Song of Songs = Holy of Holies
Holy = Inside
Holy of Holies = on the Inside of the Inside
The Zohar teaches that Akiva used to read the Song of Songs on the Sabbath and cry… Tears of Ecstasy.
Akiva participated in a great debate with the other sages over whether to include the Song of Songs in the biblical cannon of Sacred Books. It is written as a dialogue between two lovers.
“Let him kiss me with the kisses of his mouth…His fruit is sweet to my mouth….His thrust is upon me in love” The man responds, “Your lips are like the thread of scarlet …Your breasts are like two roes…. Your closed garden, your secret fountain…”
The Song of Songs appears to be a sexual love song, perhaps to be sung in ancient taverns and beer halls; what place could it have in the sacred writ? To this argument of the sages, Akiva has a two-fold response.
First, he says, know that all of the Song of Songs is a mashal, an allegory.
Second, know that while all the books are holy the Song of Songs is the Holy of Holies.
One way to read the text, and a way that it is usually read, is that Akiva is saying two distinct things.
First, he says do not be afraid of the content of this book; it is not about sexuality. The sexual is but an allegory for the spiritual love between the human being and God.
Second, know that this great spiritual love is central to the religious endeavor. This book therefore is not only holy but the Holy of Holies.
Now the moralist will be quick to say, “Yes, he is right! Sex isn’t the answer!” Yet, I for one, as teacher and a human being, do not go with the moralists. That is precisely the point of the secret of the cherubs. Sex is the answer.
The Secret of the Cherubs was an explicit tantric mystery studied, taught and practiced by ancient Hebrew initiates. Solomon was the great tantric master. It was Solomon who took a thousand wives.
It was Solomon who wrote the Song of Songs – an explicitly sexual love story which is understood by the tradition to be the holiest book of the Hebrew canon. Indeed the Song of Songs is referred to by the masters as the Holy of Holies.
This is not merely a literary turn of phrase to emphasize its absolute centrality in Hebrew spirituality. It is that and much more than that. It is also a veiled reference to the cherubs in the Temple’s Holy of Holies who stand as symbols of the Hebrew Tantric mystery.
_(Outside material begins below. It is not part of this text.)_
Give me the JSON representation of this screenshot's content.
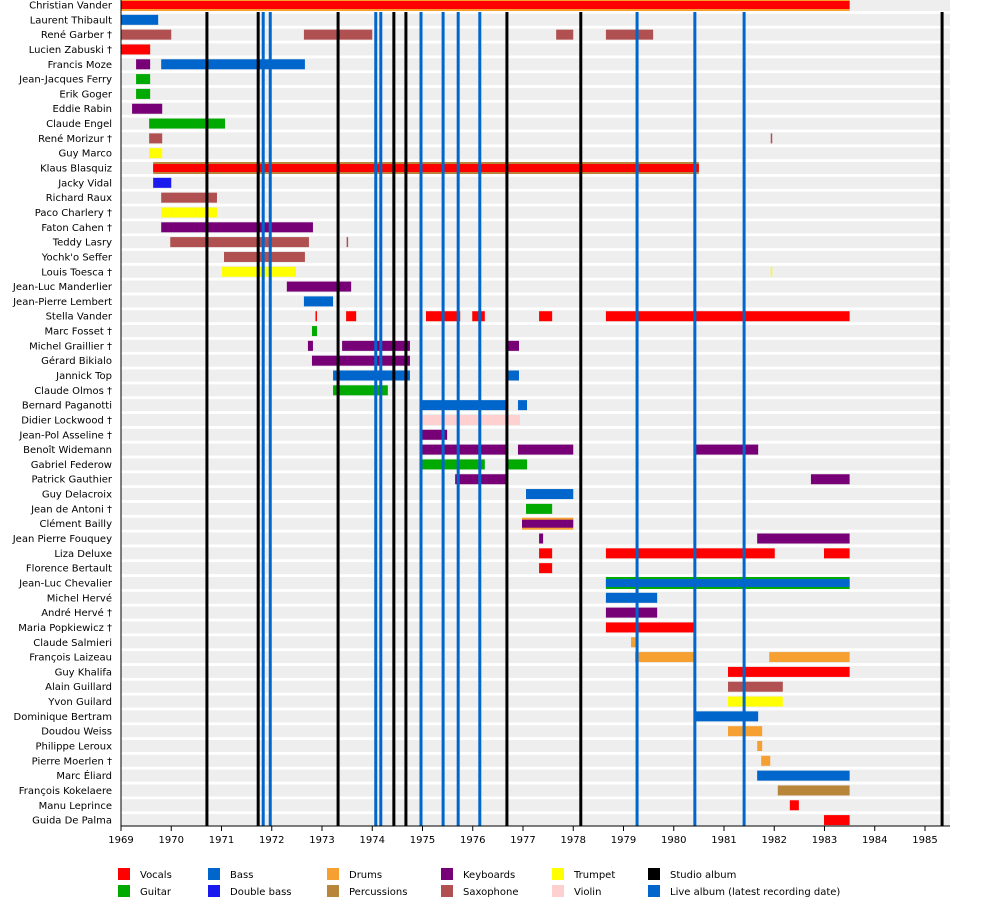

When Akiva teaches that the Song of Songs is a Mashal, which is usually translated as allegory, this is usually understood to mean that the song of passion and sensuality is but an allegory for the higher loves – particularly the love between God and Israel.
This reading however both mis-understands allegory and symbol – and as it is intended to do – hides the deeper esoteric teaching. As it well should.
That reading is but the cloak which allows Akiva to hide his truly radical esoteric doctrine. This doctrine is no less than the Secret of the Cherubs – the spring of enlightenment… When Akiva says that the Song of Songs is a mashal, he means not an allegory but a model. That is to say, the sexual story of the lovers in the Song of Songs is a model for the erotic. The erotic as we have seen is identical with the sacred itself. This is Akiva’s intent when he cries out with such passion and pathos that “the Song of Songs is the Holy of Holies!”
The Holy of Holies in the Temple destroyed just a few years earlier was for Akiva and the people the personification of eros. The cherubs reminded the people that the sexual was the window to the sacred. The secret of the sexually intertwined cherubs atop the ark was, you remember, not that sex IS the erotic and the holy but that sex MODELS the erotic and the holy.
The power of this idea does not fall with the destruction of the Temple. The fall of the Temple, insists Akiva, must not be the fall of eros. For every moment that engages life erotically, the Temple is rebuilt.
Moreover, Akiva reminds a people who have just been disempowered politically, in the end political power structures are but illusion. The human being is powerful because he/she — by living erotically – participates and creates the divine union – because human consciousness and action are the touchstone of God.